Inserting in a set while traversing well-defined?

J

Johannes Bauer

Hello group,

I currnetly have the following problem: I traverse a std::set using
iterators. During the traversal, I insert elements in the set.

1. Are the results well-defined?
2. Am I guaranteed to see all elements contained in the set during my
traversal? If not, what container makes such a guarantee (vector I assume?)

Kind regards,
Johannes
 
J

Johannes Bauer

Johannes said:
1. Are the results well-defined?

Just now I saw: "Set has the important property that inserting a new
element into a set does not invalidate iterators that point to existing
elements."

So this question is answered: Yes, they are.
2. Am I guaranteed to see all elements contained in the set during my
traversal? If not, what container makes such a guarantee (vector I assume?)
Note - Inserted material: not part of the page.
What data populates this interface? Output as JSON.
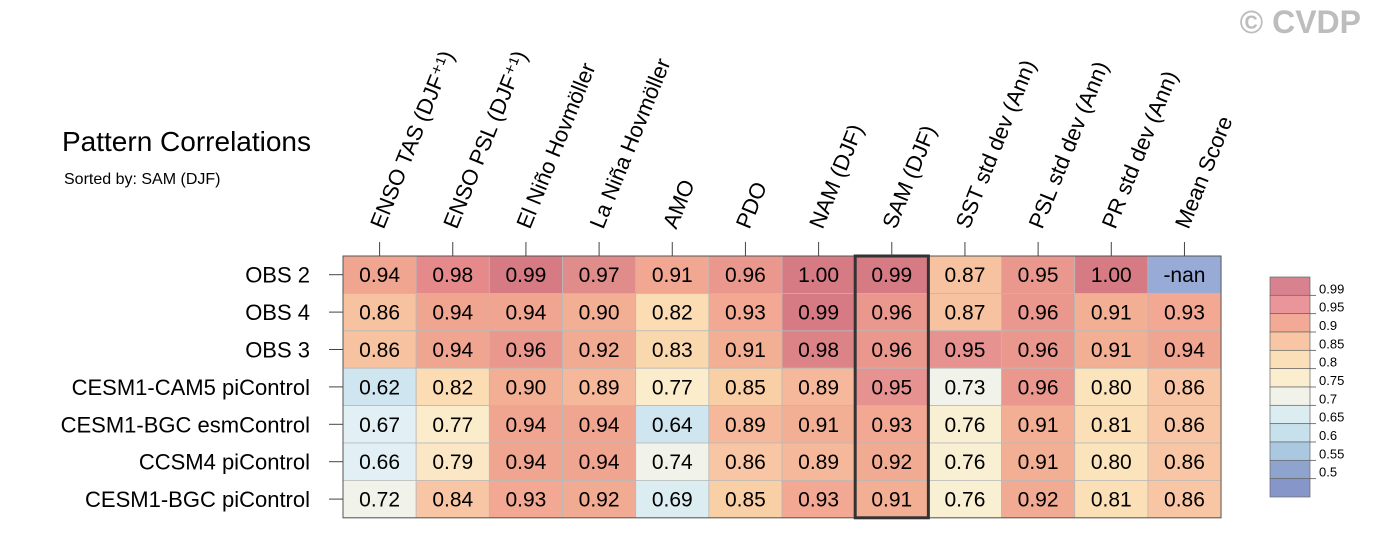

This question, however, is still open...

Kind regards,
Johannes
 
J

Johannes Bauer

Pete said:
It just takes a little thought: Where in the set will the new element go?

Indeterministic. Depends on the element, the search order and the
elements currently in the set.

However, this does not mean the iterator could be cleverly designed to
also catch those elements which got in later. Thus my question.

Kind regards,
Johannes
 
K

Kai-Uwe Bux

Johannes said:
Just now I saw: "Set has the important property that inserting a new
element into a set does not invalidate iterators that point to existing
elements."

So this question is answered: Yes, they are.


This question, however, is still open...

The answer is no, unless the element you insert always ends up after the
element you are looking at. Traversal order of iterators into a set agrees
with the order of the set given by the comparison predicate (std::less by
default).

As for which container makes that guarantee: none. However, you could use
std::list and always insert at the end. The two other sequence containers
(vector and deque) suffer from iterator invalidation upon insertion.